Speaker
Description
Avoiding tungsten (W) accumulation in the core plasma will be vital for successful operations of next generation tokamaks. For the development of high-performance scenarios, which target steady state operation, it is essential that core W transport and the plasma conditions required for impurity screening at the confined plasma periphery are understood. Spontaneous formation of internal transport barriers (ITBs) may also occur in burning plasma scenarios, motivating the need to understand ITB physics to maintain control of the barrier’s strength or prevent it entirely. Studies of core impurity transport in ITB plasmas in JET-C found evidence of core impurity accumulation due to neoclassical transport, which dominates inside the ITB where the turbulent transport is stabilised [1, 2]. Previous analysis of JET-ILW (Be/W wall) hybrid scenarios demonstrated peripheral tungsten screening in D and DT plasmas [3, 4]. This analysis builds upon previous work by investigating core W transport in ITB scenarios in JET-ILW.

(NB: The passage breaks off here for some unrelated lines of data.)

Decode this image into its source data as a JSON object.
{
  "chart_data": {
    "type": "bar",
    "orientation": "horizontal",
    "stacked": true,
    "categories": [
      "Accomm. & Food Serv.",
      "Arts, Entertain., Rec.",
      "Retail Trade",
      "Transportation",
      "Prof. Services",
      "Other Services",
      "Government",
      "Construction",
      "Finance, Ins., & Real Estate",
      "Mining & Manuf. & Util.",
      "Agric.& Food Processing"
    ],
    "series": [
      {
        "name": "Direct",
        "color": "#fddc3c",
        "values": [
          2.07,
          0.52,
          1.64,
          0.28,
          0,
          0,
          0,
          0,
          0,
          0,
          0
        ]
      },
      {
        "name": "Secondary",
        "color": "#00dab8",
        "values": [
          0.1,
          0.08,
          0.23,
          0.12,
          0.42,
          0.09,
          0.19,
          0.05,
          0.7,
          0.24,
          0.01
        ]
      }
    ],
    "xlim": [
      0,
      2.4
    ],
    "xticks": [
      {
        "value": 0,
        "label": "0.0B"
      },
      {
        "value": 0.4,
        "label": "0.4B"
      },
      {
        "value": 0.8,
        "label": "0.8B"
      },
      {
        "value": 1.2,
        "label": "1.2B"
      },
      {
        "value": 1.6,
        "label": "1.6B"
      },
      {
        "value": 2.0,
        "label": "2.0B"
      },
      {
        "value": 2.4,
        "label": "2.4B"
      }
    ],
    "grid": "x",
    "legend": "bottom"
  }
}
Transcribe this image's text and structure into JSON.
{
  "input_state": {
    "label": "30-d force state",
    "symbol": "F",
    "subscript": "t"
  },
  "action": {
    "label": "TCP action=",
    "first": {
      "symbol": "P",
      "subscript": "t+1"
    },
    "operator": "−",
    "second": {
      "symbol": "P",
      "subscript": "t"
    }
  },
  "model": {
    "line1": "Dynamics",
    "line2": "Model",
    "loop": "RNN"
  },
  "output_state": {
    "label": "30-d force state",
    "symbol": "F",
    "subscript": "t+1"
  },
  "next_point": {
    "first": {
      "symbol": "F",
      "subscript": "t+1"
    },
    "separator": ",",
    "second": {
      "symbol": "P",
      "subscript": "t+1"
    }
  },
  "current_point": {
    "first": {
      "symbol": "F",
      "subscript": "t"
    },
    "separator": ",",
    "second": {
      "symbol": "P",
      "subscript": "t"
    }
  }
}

Strong ITBs have been produced in low density $n_\mathrm{e}$ JET-ILW plasmas with high NBI heating that generates high core ion temperature $T_\mathrm{i}$, high toroidal Mach number $\Omega_\mathrm{\phi}$ and a peaked $n_\mathrm{e}$ profile [5]. The resulting steep $T_\mathrm{i}$ and $n_\mathrm{e}$ gradients have substantial effects on the neoclassical transport that dominates core W transport. Due to the sizeable concentrations of Be and Ni in these pulses, impurity-impurity collisions must be retained for accurate core W transport predictions. The drift-kinetic code NEO [6] used in this modelling captures this important physics, predicting core W accumulation after the formation of the strong ITB, which weakens outward convection of W. An integrated impurity analysis tool [7] enables interpretative analysis of the plasma impurity composition, using experimental measurements from multiple diagnostics. This tool provides input Be and Ni density profiles, which are the dominant contributors to $Z_\mathrm{eff}$, as well as W density profiles. NEO predictions are consistent with the experimental measurements, indicating core W accumulation, which codes using simplified approximations of neoclassical transport are unable to reproduce. Sensitivity scans on the gradients of key driving parameters $\nabla T_\mathrm{i}$, $\nabla n_\mathrm{e}$ are performed within experimental uncertainties to enhance confidence in the model predictions.